What is the time complexity of Pattern matching in scala?

Pattern matching in most cases will be O(1) because you are usually matching against a small number or possible cases and each match is comprised of a few constant time operations on average.

Since pattern matching is achieved by calling unapply method on the matched object docs and optionally comparing extracted values, the time complexity will depend on unapplys method's implementation and can be of any complexity. There is no compiler optimization possible for general case because some pattern matches depend on data being passed to them.

Compare these scenarios:

List(1, 2, 3) match { case _ :+ last => ... // O(n) with respect to list length case head :: tail => ... // O(1) w.r.t. list length case _ => ... // O(1) - default case, no operation needs to be done } 

Most of the time we would pattern match something like a list to get head and tail split with :: - O(1) because unapply is simply returning head if it exists.
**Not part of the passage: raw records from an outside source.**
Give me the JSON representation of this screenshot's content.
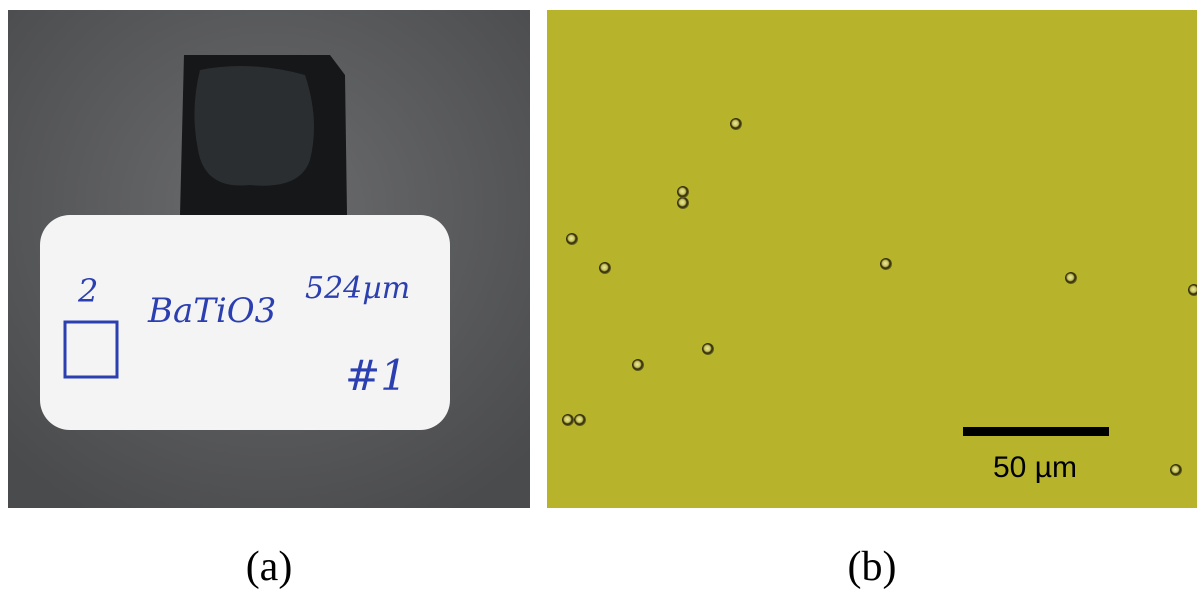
{
  "panels": [
    {
      "label": "(a)",
      "card_text": [
        "2",
        "BaTiO3",
        "524µm",
        "#1"
      ]
    },
    {
      "label": "(b)",
      "scale_bar": "50 µm"
    }
  ]
}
We usually don't use :+ because it's not common and expensive (library code):

/** An extractor used to init/last deconstruct sequences. */ object :+ { /** Splits a sequence into init :+ last. * @return Some((init, last)) if sequence is non-empty. None otherwise. */ def unapply[T,Coll <: SeqLike[T, Coll]]( t: Coll with SeqLike[T, Coll]): Option[(Coll, T)] = if(t.isEmpty) None else Some(t.init -> t.last) } 

To get last element of a sequence (t.last) we need to loop, which is O(n).

So it will really depend how you pattern match, but usually you pattern match case classes, tuples, options, collections to get first element and not last, etc. In such overwhelming majority of cases you'll be getting O(1) time complexity and a ton of type safety.

Additionally:

In the worst case here there will be m patterns each doing on average c operations to perform a match (this assumes unapply has constant time, but there are exceptions). Additionally there will be an object with n properties which we need to match against these patterns which gives us a total of: m * c * n operations. However, since m is really small (patterns never grow dynamically and usually written by a human) we can safely call it a constant b giving us: T(n) = b * c * n. In terms of big-O: T(n) = O(n). So we established theoretical bound of O(n) that is for cases where we need to check all n properties of an object. As I was pointing out above in most of the cases we don't need to check all properties/elements like when we use head :: tail where n is replaced with constant and we get O(1). It's only if we always do something like head :+ tail we would get O(n). Amortized cost I believe is still O(1) for all cases in your program.